Ça ça m'a renvoyé aussi à une une question qu'on qu'on vous avait posé au moment de votre nomination en disant parfois les rapports du du HCRS sont un peu j'allais dire nivellent un peu les remarques et on arrive on a du mal à identifier de manière claire les points forts et et les points faibles. J'avais une question un peu générale mais je vais essayer de la préciser. Est-ce qu'il y a pas tout simplement un problème en France pour évaluer pour reconnaître simplement et réellement qu'il peut y avoir des établissements qui fonctionne bien, qui ont des résultats et d'autres qui qui fonctionnent mal, qui n'ont n'ont pas les les mêmes résultats ?

Et qu'est-ce qu'on pourrait au de cette question un peu générale, qu'est-ce qu'on pourrait faire justement pour que les évaluations du HCRS en particulier soient soient mieux prises en compte dans une perspective d'amélioration des établissements ? en tout cas ceux qui sont en pour lequel des améliorations sont évidentes.

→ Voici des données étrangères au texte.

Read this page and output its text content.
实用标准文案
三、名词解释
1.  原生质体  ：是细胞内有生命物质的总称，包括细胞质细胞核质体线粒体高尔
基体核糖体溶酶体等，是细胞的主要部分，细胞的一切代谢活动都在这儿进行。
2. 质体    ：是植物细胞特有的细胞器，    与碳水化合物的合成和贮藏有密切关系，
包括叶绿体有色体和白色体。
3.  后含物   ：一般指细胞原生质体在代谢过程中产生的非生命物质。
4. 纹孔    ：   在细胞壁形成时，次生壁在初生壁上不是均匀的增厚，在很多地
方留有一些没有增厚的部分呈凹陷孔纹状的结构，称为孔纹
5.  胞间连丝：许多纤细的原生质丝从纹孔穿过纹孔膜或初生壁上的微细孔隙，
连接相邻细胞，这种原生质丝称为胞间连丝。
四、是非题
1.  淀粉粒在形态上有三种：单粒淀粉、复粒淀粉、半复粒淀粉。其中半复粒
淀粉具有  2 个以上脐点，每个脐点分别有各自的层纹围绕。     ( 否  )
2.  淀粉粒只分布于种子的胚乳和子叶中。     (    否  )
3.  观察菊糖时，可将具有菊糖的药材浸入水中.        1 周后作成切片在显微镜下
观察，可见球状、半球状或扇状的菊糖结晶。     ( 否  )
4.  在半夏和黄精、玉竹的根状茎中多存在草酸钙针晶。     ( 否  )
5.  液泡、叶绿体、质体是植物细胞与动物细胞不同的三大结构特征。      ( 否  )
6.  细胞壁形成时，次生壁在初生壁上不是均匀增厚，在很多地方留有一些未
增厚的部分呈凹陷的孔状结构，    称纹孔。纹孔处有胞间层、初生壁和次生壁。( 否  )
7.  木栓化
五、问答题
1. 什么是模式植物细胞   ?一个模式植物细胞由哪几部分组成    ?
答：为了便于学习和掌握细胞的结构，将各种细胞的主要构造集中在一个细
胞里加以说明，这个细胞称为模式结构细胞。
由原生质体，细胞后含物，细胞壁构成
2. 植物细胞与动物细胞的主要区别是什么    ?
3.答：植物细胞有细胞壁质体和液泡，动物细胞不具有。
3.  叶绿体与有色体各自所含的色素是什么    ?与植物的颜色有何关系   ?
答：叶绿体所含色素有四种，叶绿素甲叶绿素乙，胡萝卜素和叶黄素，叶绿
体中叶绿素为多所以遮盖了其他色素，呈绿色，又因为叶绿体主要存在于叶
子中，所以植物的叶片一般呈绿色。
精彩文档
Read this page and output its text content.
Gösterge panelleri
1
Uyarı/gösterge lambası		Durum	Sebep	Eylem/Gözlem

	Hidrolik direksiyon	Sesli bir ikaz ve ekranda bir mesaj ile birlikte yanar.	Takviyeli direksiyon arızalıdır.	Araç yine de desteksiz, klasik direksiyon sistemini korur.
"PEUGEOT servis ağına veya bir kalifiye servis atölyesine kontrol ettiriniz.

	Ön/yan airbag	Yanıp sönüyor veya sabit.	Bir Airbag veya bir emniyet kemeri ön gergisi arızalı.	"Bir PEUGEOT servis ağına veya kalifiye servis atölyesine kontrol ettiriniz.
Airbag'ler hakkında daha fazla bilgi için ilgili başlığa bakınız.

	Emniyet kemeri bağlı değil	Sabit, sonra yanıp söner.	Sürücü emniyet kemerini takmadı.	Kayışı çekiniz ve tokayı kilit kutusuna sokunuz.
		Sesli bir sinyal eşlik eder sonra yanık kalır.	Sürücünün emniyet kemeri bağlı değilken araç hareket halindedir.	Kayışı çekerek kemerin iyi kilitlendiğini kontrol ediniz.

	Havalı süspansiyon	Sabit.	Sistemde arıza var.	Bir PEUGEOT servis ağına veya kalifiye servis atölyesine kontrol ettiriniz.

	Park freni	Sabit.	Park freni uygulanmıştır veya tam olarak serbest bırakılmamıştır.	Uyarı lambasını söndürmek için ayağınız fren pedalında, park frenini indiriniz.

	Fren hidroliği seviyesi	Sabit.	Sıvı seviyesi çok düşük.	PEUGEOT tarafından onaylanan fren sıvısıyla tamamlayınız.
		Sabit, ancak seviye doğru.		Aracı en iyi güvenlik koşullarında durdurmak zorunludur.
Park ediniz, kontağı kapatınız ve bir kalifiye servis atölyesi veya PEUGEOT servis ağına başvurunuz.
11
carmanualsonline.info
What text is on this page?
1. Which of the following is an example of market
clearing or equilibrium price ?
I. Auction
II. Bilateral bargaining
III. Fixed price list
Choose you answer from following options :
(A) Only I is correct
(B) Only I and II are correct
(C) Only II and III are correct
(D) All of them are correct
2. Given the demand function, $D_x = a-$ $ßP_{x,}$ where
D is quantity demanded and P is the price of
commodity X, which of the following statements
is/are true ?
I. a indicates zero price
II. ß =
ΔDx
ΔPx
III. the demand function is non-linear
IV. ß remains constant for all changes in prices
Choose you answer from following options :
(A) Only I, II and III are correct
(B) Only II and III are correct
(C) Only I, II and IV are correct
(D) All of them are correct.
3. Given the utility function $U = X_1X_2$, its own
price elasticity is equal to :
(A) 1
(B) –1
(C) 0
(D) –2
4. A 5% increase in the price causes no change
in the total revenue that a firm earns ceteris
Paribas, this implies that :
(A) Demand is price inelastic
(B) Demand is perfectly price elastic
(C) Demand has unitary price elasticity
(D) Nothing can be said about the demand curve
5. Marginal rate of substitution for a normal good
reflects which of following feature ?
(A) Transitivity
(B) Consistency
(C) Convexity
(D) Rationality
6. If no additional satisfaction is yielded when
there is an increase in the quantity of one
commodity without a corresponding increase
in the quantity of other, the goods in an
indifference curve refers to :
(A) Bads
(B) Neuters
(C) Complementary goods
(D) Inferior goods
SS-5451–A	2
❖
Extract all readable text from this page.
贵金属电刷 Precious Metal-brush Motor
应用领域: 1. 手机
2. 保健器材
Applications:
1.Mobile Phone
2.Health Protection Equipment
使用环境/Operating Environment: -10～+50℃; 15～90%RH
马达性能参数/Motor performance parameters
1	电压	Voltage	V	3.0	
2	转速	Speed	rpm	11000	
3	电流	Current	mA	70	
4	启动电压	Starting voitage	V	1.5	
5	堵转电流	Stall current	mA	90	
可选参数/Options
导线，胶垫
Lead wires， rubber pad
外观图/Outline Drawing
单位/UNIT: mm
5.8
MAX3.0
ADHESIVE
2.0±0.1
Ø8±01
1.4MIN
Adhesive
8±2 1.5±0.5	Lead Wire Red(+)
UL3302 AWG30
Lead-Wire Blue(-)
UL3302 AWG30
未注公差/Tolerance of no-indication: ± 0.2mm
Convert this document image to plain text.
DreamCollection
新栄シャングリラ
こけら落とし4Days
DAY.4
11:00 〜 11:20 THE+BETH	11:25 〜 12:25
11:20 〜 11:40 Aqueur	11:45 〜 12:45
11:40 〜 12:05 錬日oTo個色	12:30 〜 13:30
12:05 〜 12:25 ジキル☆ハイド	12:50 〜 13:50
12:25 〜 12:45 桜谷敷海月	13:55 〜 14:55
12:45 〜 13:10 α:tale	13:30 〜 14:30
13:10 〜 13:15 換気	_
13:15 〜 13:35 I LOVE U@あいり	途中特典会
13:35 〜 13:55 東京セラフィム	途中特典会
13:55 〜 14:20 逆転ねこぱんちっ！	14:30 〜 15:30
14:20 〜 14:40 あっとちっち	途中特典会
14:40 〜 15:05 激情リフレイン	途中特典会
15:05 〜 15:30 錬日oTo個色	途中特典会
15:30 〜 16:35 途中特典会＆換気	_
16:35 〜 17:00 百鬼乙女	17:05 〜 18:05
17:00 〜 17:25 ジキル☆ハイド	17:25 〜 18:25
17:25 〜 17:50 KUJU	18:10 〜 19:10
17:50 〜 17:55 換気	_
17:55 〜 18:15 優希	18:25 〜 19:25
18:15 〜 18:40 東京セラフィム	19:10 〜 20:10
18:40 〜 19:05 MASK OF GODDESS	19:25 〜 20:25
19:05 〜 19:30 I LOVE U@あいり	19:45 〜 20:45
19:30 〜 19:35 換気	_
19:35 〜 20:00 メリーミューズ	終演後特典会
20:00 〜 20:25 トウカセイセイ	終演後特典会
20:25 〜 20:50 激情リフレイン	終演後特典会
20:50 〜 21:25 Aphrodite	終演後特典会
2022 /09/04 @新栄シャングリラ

Donc on on veille toujours à ce que le rapport s'ouvre sur ce qu'on appelle un avis global qui est une sorte de résumé exécutif du rapport de façon à ce que lecteur pressé puisse s'en tenir à la vie et avoir dès la vie, dès les premières pages, une bonne idée des forces et des faiblesses.

Donc dans tous les rapports, il y a une liste de faiblesses de points faibles. Donc c'est très facile si on veut voir les choses de les voir. Il suffit de regarder les premières pages de chaque rapport et on a bien les faiblesses.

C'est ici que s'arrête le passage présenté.